La nouveauté introduite par rapport au modèle taylorien est liée à l'injection d'une certaine
souplesse dans les modes de gestion des hommes et/ou l'organisation du travail. L'analyse de
cas d'entreprises nous a permis de mettre en évidence que le modèle M1 tire en fait vers M4, en
développant des processus de gestion qualifiante partielle, ou encore vers M2, en mettant en
oeuvre une élasticité limitée de l'emploi.

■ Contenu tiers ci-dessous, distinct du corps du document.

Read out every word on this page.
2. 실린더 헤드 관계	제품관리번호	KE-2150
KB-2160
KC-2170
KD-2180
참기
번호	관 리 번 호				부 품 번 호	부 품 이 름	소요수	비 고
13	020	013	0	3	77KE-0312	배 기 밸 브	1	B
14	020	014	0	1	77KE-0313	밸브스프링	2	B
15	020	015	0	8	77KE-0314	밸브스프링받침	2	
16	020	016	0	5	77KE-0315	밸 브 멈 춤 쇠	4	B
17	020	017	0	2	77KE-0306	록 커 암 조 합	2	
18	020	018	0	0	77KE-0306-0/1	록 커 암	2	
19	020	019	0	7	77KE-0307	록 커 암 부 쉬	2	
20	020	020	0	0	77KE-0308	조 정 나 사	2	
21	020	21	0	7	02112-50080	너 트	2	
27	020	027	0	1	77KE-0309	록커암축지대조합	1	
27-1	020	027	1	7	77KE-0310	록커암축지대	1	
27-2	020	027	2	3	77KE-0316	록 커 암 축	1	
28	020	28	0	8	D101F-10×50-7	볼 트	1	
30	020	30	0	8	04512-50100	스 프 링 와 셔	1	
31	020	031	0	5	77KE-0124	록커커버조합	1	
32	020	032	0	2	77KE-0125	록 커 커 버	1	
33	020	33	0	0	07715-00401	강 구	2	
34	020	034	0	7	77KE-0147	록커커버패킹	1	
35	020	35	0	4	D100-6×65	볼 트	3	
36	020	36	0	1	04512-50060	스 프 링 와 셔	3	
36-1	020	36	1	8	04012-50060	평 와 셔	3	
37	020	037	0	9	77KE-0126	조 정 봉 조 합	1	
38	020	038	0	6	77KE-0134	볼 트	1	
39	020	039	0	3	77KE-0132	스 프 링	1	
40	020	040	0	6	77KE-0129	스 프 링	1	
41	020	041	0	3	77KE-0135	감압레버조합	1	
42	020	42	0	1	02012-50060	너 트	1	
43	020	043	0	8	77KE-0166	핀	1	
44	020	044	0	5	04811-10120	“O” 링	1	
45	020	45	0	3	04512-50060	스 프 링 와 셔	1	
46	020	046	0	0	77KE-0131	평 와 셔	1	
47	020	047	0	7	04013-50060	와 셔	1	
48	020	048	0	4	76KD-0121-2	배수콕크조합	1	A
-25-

Ainsi, tout en se référant clairement à une notion de poste, l'exemple de Rohr Europe illustre
une approche orientée vers une gestion qualifiante. Simplement, ici ce ne sont pas les
compétences utilisables qui sont valorisées, mais les compétences effectivement mises en
oeuvre ; en outre, les pratiques de mobilité qui aménagent la souplesse du système, n'y sont pas
généralisées comme dans le modèle M4.
Quant au cas de P.E.A., il renvoie plutôt à une démarche de type organisation qualifiante où
l’emploi présente une élasticité, mais la progression y observe un parcours obligatoire. Dans cet
exemple, l'évolution du système réside dans le fait que la progression individuelle ne dépend
plus d'un poste physique. Si le poste, en tant qu'enveloppe prédéterminée de compétences est
maintenu, la notion d'organigramme est par contre abandonnée. Le poste ne demeure que
comme référence de base dans l'évaluation des compétences. Selon le principe de l'organisation
qualifiante, l'autonomie de progression individuelle est encouragée par des organisations du
travail plus flexibles et collectives, les évolutions de compétences restant toutefois soumises à
un référentiel défini contractuellement. Ainsi, le parcours d'acquisition de compétences nécessaires à la progression au sein du métier, est complètement prescrit par l'organisation. C'est
pourquoi, si l'on peut parler d'emplois élastiques, il s'agit là d'une élasticité contrainte. On
retiendra du modèle M1 qu'il présente un évident caractère de mixité.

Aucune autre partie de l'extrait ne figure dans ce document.